A 2016 study from the Pew Research Center seems to back up Alexander’s message. It found that black people were half as likely as white people to think that their local police were doing a good job when it comes to using force, treating different racial and ethnic groups equally and holding officers accountable for misconduct. And overall blacks were less likely than whites to have confidence in their local police.

Alexander argues that law enforcement agencies need to do three things to stop regular wellness checks from turning into deadly situations. He says police departments must re-evaluate the kind of people they hire, take a hard look at how officers are trained and reassess the kind of leaders picked to supervise the police force.

Akkad, the New York mental health teacher, says tragedies like Jefferson’s death can compound problems because they further erode the trust that communities have with the police, he said.

“It leaves communities in limbo of letting people die, because they don’t know how to reach out to someone for help,” he said.
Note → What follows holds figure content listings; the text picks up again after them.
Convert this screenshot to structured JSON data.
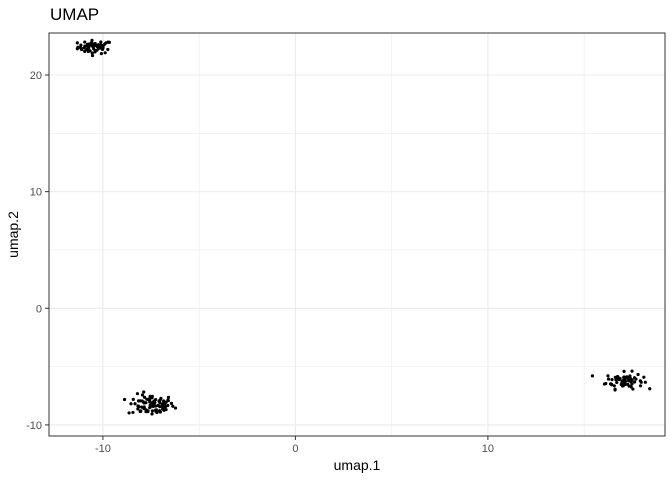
{
  "chart_data": {
    "type": "scatter",
    "title": "UMAP",
    "xlabel": "umap.1",
    "ylabel": "umap.2",
    "xlim": [
      -12.8,
      19.2
    ],
    "ylim": [
      -10.95,
      23.6
    ],
    "x_ticks": [
      -10,
      0,
      10
    ],
    "x_tick_labels": [
      "-10",
      "0",
      "10"
    ],
    "y_ticks": [
      -10,
      0,
      10,
      20
    ],
    "y_tick_labels": [
      "-10",
      "0",
      "10",
      "20"
    ],
    "x_minor_ticks": [
      -5,
      5,
      15
    ],
    "y_minor_ticks": [
      -5,
      5,
      15
    ],
    "grid": true,
    "legend": "none",
    "colors": {
      "point": "#000000",
      "grid": "#ebebeb",
      "panel_border": "#333333",
      "tick_label": "#4d4d4d"
    },
    "clusters": [
      {
        "center": [
          -10.4,
          22.4
        ],
        "spread": [
          0.45,
          0.28
        ],
        "n": 60
      },
      {
        "center": [
          -7.5,
          -8.3
        ],
        "spread": [
          0.6,
          0.45
        ],
        "n": 90
      },
      {
        "center": [
          17.1,
          -6.2
        ],
        "spread": [
          0.48,
          0.35
        ],
        "n": 70
      }
    ]
  }
}
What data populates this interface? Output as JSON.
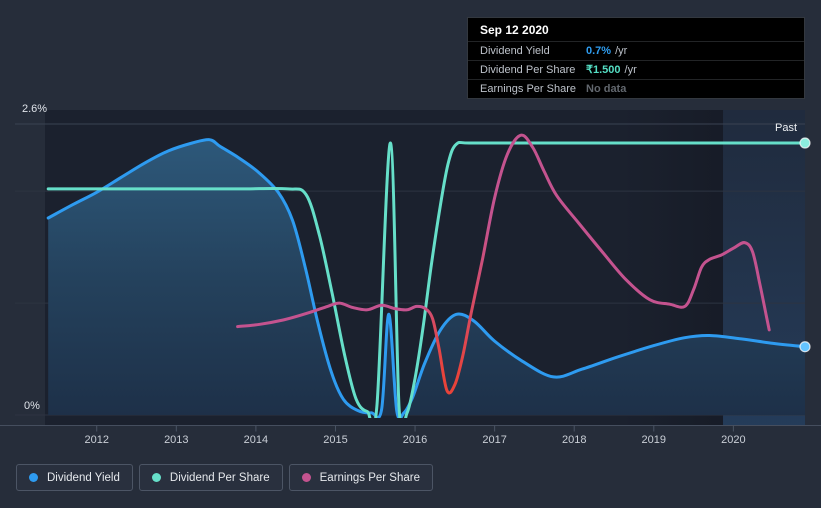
{
  "page": {
    "background": "#262d3a"
  },
  "tooltip": {
    "title": "Sep 12 2020",
    "rows": [
      {
        "label": "Dividend Yield",
        "value": "0.7%",
        "suffix": "/yr",
        "color": "#2f9df0"
      },
      {
        "label": "Dividend Per Share",
        "value": "₹1.500",
        "suffix": "/yr",
        "color": "#55dfc5"
      },
      {
        "label": "Earnings Per Share",
        "value": "No data",
        "suffix": "",
        "color": "#62676e"
      }
    ]
  },
  "legend": [
    {
      "label": "Dividend Yield",
      "color": "#2e9bf0"
    },
    {
      "label": "Dividend Per Share",
      "color": "#66dfc9"
    },
    {
      "label": "Earnings Per Share",
      "color": "#c4538f"
    }
  ],
  "chart_data": {
    "type": "line",
    "title": "",
    "ylabel_top": "2.6%",
    "ylabel_bottom": "0%",
    "past_label": "Past",
    "ylim": [
      0,
      2.6
    ],
    "xlim_years": [
      2011.35,
      2020.9
    ],
    "grid_values": [
      2.6,
      2,
      1,
      0
    ],
    "x_ticks": [
      2012,
      2013,
      2014,
      2015,
      2016,
      2017,
      2018,
      2019,
      2020
    ],
    "past_start": 2019.87,
    "legend_position": "bottom",
    "series": [
      {
        "name": "Dividend Yield",
        "unit": "%",
        "color": "#2e9bf0",
        "area": true,
        "end_dot": true,
        "points": [
          [
            2011.39,
            1.76
          ],
          [
            2011.7,
            1.88
          ],
          [
            2012.0,
            1.99
          ],
          [
            2012.3,
            2.12
          ],
          [
            2012.6,
            2.25
          ],
          [
            2012.9,
            2.36
          ],
          [
            2013.2,
            2.43
          ],
          [
            2013.42,
            2.46
          ],
          [
            2013.55,
            2.4
          ],
          [
            2013.78,
            2.3
          ],
          [
            2014.03,
            2.17
          ],
          [
            2014.28,
            1.99
          ],
          [
            2014.46,
            1.74
          ],
          [
            2014.62,
            1.32
          ],
          [
            2014.78,
            0.82
          ],
          [
            2014.95,
            0.38
          ],
          [
            2015.1,
            0.14
          ],
          [
            2015.28,
            0.04
          ],
          [
            2015.45,
            0.02
          ],
          [
            2015.58,
            0.05
          ],
          [
            2015.67,
            0.9
          ],
          [
            2015.77,
            0.04
          ],
          [
            2015.86,
            0.02
          ],
          [
            2015.97,
            0.16
          ],
          [
            2016.12,
            0.46
          ],
          [
            2016.32,
            0.76
          ],
          [
            2016.52,
            0.9
          ],
          [
            2016.74,
            0.84
          ],
          [
            2017.0,
            0.66
          ],
          [
            2017.35,
            0.48
          ],
          [
            2017.74,
            0.34
          ],
          [
            2018.1,
            0.41
          ],
          [
            2018.55,
            0.52
          ],
          [
            2019.0,
            0.62
          ],
          [
            2019.38,
            0.69
          ],
          [
            2019.7,
            0.71
          ],
          [
            2020.1,
            0.68
          ],
          [
            2020.5,
            0.64
          ],
          [
            2020.9,
            0.61
          ]
        ]
      },
      {
        "name": "Dividend Per Share",
        "unit": "relative",
        "current_value": "₹1.500 /yr",
        "color": "#66dfc9",
        "area": false,
        "end_dot": true,
        "points": [
          [
            2011.39,
            2.02
          ],
          [
            2012.2,
            2.02
          ],
          [
            2013.0,
            2.02
          ],
          [
            2013.8,
            2.02
          ],
          [
            2014.4,
            2.02
          ],
          [
            2014.63,
            1.97
          ],
          [
            2014.8,
            1.6
          ],
          [
            2014.96,
            1.08
          ],
          [
            2015.12,
            0.52
          ],
          [
            2015.26,
            0.14
          ],
          [
            2015.4,
            0.03
          ],
          [
            2015.52,
            0.08
          ],
          [
            2015.69,
            2.43
          ],
          [
            2015.8,
            0.06
          ],
          [
            2015.9,
            0.02
          ],
          [
            2016.0,
            0.33
          ],
          [
            2016.1,
            0.78
          ],
          [
            2016.2,
            1.32
          ],
          [
            2016.32,
            1.88
          ],
          [
            2016.42,
            2.26
          ],
          [
            2016.52,
            2.42
          ],
          [
            2016.7,
            2.43
          ],
          [
            2017.5,
            2.43
          ],
          [
            2018.5,
            2.43
          ],
          [
            2019.5,
            2.43
          ],
          [
            2020.9,
            2.43
          ]
        ]
      },
      {
        "name": "Earnings Per Share",
        "unit": "relative",
        "color": "#c4538f",
        "negative_color": "#e8433a",
        "negative_span": [
          2016.19,
          2016.7
        ],
        "area": false,
        "end_dot": false,
        "points": [
          [
            2013.77,
            0.79
          ],
          [
            2014.05,
            0.81
          ],
          [
            2014.35,
            0.85
          ],
          [
            2014.65,
            0.91
          ],
          [
            2014.9,
            0.97
          ],
          [
            2015.05,
            1.0
          ],
          [
            2015.22,
            0.96
          ],
          [
            2015.4,
            0.94
          ],
          [
            2015.58,
            0.98
          ],
          [
            2015.75,
            0.95
          ],
          [
            2015.9,
            0.94
          ],
          [
            2016.02,
            0.97
          ],
          [
            2016.13,
            0.95
          ],
          [
            2016.22,
            0.86
          ],
          [
            2016.3,
            0.6
          ],
          [
            2016.4,
            0.22
          ],
          [
            2016.5,
            0.27
          ],
          [
            2016.6,
            0.53
          ],
          [
            2016.71,
            0.93
          ],
          [
            2016.85,
            1.4
          ],
          [
            2017.0,
            1.94
          ],
          [
            2017.16,
            2.33
          ],
          [
            2017.33,
            2.5
          ],
          [
            2017.48,
            2.39
          ],
          [
            2017.62,
            2.18
          ],
          [
            2017.78,
            1.96
          ],
          [
            2018.05,
            1.72
          ],
          [
            2018.35,
            1.46
          ],
          [
            2018.65,
            1.21
          ],
          [
            2018.95,
            1.03
          ],
          [
            2019.2,
            0.99
          ],
          [
            2019.39,
            0.97
          ],
          [
            2019.5,
            1.12
          ],
          [
            2019.6,
            1.32
          ],
          [
            2019.7,
            1.39
          ],
          [
            2019.85,
            1.43
          ],
          [
            2020.0,
            1.49
          ],
          [
            2020.14,
            1.54
          ],
          [
            2020.24,
            1.46
          ],
          [
            2020.33,
            1.18
          ],
          [
            2020.41,
            0.9
          ],
          [
            2020.45,
            0.76
          ]
        ]
      }
    ]
  }
}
It all comes down to training

Police departments across the nation have made attempts over the years to improve their training, diversify their ranks and educate law enforcement officers about minorities and their histories.

Police in Washington, DC, last year added a nearly 10-hour training program that includes a trip to the National Museum of African American History and Culture so that officers can learn about the historical interactions between law enforcement and minority communities.

Similar training programs have been established in Chicago, Philadelphia and by policing agencies and academies in California.

But the best training isn’t good enough when law enforcement agencies hire the wrong kind of people, said Maria Haberfeld, a professor at John Jay College of Criminal Justice in New York.

“It has to start with proper recruitment and selection, and for this departments need to make transformational changes,” Haberfeld told CNN. “Assess the potential candidates based on their emotional maturity rather than how many push-ups they can do in a minute.”

Agencies need to start recruitment at an older and more mature age, said Haberfeld, who added that training for recruits should include components of emotional intelligence and more realistic scenarios.

“It’s there but just not enough,” she said. “It’s like teaching algebra with offering the students just the most basic equation.

“Police training is a complex and complicated subject that needs to be delivered by academic experts together with practitioners — at the same time,” she added. “Only this will generate the desired results.”